NAHUM
INTRODUCTION
A
Bible Study - Commentary by Jim Melough
Copyright
2002 James Melough
Nahum, meaning comforted,
prophesied in the seventh century BC, from c.663-654 BC, his prophecy being
generally viewed as the sequel to Jonah, for while Nineveh’s response to
Jonah’s preaching averted the threatened destruction, the repentance was local
(confined to the city of Nineveh, rather than the whole empire), and was
transitory.
He wrote in the reign of the
idolatrous king Manasseh 696-642 BC, and after the Assyrian conquest of No-Amon
(Thebes) in 663 BC, for he mentions that event in 3:8. Nineveh was destroyed
in 612 BC, so all these facts tend to confirm that the date of writing was
probably in the decade c.663-654 BC. Nineveh’s foretold destruction came
therefore about 40 to 50 years after the prophecy was given.
Little is known about the
prophet other than that he was from Elkosh, a town of uncertain location, but
believed by some to have been identical with Capernaum, meaning village of
comfort, which in Hebrew is Kaphar Nahum, meaning village of Nahum.
The purpose of his writing was
to predict Nineveh’s (Assyria’s) fall, and to comfort Judah, the meaning of
his name comforted being particularly appropriate to his ministry. It
is to be remembered that Assyria, after capturing the ten northern tribes in
721 BC, and thus destroying Israel, had returned twenty-one years later in 701
BC under Sennacherib, intent on also subjugating Judah, the southern kingdom;
but after they had destroyed over forty Judean towns, and besieged Jerusalem,
God stepped in on Judah’s behalf and miraculously slew 185,000 of the Assyrian
soldiers while they slept, causing the survivors to retreat, see 2 Ki 18:17;
19:32-37; Isa 37:33-38. But though thus delivered from destruction, Judah
lived in virtual vassalage to Assyria, always in dread of being carried into
captivity as had been Israel. It will be seen therefore how much they needed
the comfort given by Nahum’s message of Assyria’s coming destruction.

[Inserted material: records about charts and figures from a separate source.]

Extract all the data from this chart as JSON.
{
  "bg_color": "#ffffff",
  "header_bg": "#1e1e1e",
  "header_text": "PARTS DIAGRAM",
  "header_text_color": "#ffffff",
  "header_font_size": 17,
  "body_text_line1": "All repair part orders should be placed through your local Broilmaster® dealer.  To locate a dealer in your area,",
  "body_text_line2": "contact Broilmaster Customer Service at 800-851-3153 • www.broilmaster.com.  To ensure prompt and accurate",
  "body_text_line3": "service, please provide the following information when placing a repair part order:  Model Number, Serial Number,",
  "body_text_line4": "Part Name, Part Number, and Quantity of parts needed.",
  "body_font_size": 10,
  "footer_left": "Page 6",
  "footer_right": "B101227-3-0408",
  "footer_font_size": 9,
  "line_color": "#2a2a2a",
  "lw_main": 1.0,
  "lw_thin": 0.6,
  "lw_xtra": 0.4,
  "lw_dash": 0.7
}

He was the contemporary of
Amos, Hosea, Isaiah, and Micah; but as others have pointed out, unlike the
other prophets, he makes no mention of Judah’s or Israel’s sin. His message
was to announce Assyria’s doom (which came in 612 BC at the hand of the
combined forces of Babylon and Media); and since Assyria is used synonymously
in other Scriptures for the nations who will oppose Israel in the Tribulation,
many see in Assyria’s annihilation a foreshadowing of the destruction of those
nations by Christ returning at the end of the Tribulation to inaugurate His
millennial kingdom, see e.g., Micah 5:5, where clearly the reference is to the
Tribulation era.
It is instructive to note that
Nineveh and Babylon were both founded by the great rebel Nimrod, who is a
type both of Satan, and of the Tribulation age beast emperor, Nineveh
representing the world of human glory and might living in unrelenting hatred
of God and His people; and Babylon, that same world, but with the focus on the
glory and might of its evil religious system, and also living in unrelenting
hatred of God and those who belong to Him. Small wonder that the history of
each, as set before us on the pages of Scripture, is one of implacable hatred
of God, and merciless persecution of His people.